SMRs and AMRs

Tuesday, February 28, 2006

Buckley v. Valeo: Court Activism at its Finest

LEIGH POMEROY

This week the U.S. Supreme Court is hearing arguments in support of campaign finance controls, arguments that directly challenge the Court's infamous 1976 Buckley v. Valeo decision. Buckley reinforces the legal fallacy that money in politics is an exercise of free speech and is therefore protected by the 1st Amendment.

Any fourth grader exercising the law of common sense would say otherwise. The argument is very simple: Place two three-year-olds in front of the Supreme Court (average age 65). One belongs to a family with wealth of $100 million. The other comes from a family whose net worth is only $10,000. Assuming both attain voting age and their family circumstances change little, which one will have a greater chance of influencing the political process?
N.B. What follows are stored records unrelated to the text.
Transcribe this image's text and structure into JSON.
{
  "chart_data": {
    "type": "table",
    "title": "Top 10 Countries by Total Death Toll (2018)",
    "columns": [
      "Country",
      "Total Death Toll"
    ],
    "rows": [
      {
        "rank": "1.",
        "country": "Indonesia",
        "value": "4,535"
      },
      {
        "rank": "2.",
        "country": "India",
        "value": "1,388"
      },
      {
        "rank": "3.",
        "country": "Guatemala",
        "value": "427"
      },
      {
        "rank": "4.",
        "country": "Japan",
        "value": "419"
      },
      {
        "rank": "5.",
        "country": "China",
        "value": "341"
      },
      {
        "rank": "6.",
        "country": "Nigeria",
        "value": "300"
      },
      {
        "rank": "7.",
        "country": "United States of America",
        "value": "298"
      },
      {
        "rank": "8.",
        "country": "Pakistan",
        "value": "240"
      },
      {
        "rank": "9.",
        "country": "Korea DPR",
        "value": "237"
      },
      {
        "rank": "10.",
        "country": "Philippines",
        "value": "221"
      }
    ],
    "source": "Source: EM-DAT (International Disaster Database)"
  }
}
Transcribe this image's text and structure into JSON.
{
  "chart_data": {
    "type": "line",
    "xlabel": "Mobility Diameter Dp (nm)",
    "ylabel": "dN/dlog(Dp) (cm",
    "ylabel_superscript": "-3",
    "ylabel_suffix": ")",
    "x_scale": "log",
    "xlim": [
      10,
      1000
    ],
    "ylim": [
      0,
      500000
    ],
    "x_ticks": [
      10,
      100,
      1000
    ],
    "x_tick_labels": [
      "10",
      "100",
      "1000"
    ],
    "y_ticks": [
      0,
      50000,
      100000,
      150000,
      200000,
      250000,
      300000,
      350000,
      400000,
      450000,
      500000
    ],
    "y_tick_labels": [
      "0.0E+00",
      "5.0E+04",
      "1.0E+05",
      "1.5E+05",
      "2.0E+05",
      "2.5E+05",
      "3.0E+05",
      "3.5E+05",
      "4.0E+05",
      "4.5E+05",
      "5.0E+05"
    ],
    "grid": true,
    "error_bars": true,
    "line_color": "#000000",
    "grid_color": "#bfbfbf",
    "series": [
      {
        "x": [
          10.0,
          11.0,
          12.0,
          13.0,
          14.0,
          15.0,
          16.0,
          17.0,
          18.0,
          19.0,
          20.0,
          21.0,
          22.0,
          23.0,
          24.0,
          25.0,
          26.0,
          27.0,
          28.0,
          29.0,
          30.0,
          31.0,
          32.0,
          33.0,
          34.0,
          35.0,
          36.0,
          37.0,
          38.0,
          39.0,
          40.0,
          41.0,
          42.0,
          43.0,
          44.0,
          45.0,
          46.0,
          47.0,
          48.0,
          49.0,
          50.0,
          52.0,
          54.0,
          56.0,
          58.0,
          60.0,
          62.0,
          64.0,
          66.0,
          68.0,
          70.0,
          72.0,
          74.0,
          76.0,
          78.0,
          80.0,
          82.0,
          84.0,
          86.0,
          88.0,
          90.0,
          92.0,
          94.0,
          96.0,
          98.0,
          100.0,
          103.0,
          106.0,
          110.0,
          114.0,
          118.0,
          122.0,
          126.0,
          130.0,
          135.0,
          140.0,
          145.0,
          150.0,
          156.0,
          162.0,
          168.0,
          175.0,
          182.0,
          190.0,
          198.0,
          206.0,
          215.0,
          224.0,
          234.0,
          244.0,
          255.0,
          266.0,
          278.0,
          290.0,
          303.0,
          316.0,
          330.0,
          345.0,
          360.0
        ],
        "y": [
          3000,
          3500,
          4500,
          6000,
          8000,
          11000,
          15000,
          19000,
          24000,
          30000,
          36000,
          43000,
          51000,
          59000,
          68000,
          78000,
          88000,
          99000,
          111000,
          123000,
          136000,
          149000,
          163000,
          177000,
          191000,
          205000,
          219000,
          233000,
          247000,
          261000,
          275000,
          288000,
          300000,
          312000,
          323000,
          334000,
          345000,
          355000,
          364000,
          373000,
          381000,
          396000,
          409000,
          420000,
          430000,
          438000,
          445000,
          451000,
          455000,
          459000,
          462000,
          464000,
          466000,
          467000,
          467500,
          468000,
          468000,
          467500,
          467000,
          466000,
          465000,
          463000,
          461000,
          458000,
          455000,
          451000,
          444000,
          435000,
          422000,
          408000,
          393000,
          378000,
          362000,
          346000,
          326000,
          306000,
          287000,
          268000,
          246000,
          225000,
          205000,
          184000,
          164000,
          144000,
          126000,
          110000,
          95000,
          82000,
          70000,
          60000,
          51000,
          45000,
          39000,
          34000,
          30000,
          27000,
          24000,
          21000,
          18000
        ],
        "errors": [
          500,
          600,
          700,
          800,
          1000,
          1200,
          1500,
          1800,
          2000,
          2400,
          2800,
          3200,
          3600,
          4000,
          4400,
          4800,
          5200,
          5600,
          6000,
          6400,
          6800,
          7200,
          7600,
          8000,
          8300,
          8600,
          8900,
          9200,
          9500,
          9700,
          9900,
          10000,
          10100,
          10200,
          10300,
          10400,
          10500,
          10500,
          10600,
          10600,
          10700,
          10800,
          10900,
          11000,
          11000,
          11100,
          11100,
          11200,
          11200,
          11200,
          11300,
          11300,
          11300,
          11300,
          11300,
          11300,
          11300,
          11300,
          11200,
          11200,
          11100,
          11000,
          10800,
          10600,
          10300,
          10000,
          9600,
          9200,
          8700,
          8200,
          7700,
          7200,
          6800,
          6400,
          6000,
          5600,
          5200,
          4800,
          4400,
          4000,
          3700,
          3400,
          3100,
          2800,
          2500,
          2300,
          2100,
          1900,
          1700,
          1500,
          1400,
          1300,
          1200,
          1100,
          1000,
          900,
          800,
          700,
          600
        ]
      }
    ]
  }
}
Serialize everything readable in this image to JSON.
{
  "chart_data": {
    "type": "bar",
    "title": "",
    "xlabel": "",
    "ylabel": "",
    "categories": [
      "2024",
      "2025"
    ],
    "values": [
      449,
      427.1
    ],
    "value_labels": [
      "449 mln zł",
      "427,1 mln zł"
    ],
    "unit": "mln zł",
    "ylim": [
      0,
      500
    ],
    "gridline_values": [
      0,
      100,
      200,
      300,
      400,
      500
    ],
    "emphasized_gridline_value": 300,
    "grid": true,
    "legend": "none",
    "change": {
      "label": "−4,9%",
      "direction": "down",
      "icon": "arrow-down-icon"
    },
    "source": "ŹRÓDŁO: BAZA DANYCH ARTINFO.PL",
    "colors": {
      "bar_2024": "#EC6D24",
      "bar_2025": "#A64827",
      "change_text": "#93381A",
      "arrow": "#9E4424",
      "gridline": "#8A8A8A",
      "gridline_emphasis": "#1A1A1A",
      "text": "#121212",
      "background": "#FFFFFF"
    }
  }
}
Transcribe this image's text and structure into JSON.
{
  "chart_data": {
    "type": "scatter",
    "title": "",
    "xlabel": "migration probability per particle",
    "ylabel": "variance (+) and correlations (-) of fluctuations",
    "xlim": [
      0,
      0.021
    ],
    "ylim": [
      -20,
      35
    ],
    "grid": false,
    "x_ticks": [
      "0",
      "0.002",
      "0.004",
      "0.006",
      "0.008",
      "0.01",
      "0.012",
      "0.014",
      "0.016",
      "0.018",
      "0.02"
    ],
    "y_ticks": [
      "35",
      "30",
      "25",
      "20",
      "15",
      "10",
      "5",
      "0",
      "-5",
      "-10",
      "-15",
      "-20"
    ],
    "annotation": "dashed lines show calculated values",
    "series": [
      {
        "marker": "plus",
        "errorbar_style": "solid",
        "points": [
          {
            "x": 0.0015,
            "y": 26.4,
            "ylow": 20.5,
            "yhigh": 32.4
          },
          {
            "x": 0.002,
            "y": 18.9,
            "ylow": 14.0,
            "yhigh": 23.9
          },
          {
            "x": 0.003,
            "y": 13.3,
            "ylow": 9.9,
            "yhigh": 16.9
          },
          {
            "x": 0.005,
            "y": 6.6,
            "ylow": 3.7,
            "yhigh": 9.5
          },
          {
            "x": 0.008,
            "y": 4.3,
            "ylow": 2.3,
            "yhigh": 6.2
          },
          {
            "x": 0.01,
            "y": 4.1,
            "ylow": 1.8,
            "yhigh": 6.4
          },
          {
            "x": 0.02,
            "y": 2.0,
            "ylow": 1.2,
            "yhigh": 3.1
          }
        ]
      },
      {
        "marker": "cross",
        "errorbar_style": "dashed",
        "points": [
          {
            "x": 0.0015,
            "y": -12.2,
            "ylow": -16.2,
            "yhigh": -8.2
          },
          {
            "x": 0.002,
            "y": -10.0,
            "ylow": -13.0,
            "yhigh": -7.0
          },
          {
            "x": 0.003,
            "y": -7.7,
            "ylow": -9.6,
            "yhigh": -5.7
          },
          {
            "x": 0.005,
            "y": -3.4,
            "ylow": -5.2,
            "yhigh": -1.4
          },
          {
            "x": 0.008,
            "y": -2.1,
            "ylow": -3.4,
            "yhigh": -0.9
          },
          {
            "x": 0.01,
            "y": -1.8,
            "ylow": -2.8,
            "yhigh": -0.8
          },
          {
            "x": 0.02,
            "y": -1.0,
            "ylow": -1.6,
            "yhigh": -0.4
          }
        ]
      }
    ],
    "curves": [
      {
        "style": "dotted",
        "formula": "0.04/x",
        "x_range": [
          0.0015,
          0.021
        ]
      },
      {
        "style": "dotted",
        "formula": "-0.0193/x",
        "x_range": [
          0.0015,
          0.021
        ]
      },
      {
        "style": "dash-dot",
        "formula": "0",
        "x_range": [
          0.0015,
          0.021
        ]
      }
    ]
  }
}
Intuitively, money does not equal free speech, for money has the ability of amplifying one voice over another. While both of our subjects may speak at the same volume and with the same intellectual capacity into the microphone, the one with more money can buy more amplifiers, more speaker systems, more media outlets.

In other words, what starts as equal speech is not broadcast equally.
Congress shall make no law respecting an establishment of religion, or prohibiting the free exercise thereof; or abridging the freedom of speech, or of the press; or the right of the people peaceably to assemble, and to petition the government for a redress of grievances.
All the 1st Amendment guarantees is that "free speech" shall not be abridged. It says nothing about the amplification thereof, either for or against.

Those who rail against court activism should be up in arms about Buckley v. Valeo, because here indeed is where the Court has grossly overstepped its bounds.

Speech is an ability that well over 99% of us enjoy. And even among those who cannot physically speak, many can communicate in other modalities. Speech and communication are digital. One either can or cannot. It is off or on, zero or one.

Money, however, is analog. It exists in degrees. The more one has of it, the more one can purchase, be those acquisitions cars, houses, vacations, or political influence.

Put simply, money and speech are de facto not the same, and as soon as our legal and political systems de jure recognize this, the people of this country will be able to turn the ship of state away from its current oligarchical actuality and back towards true democracy.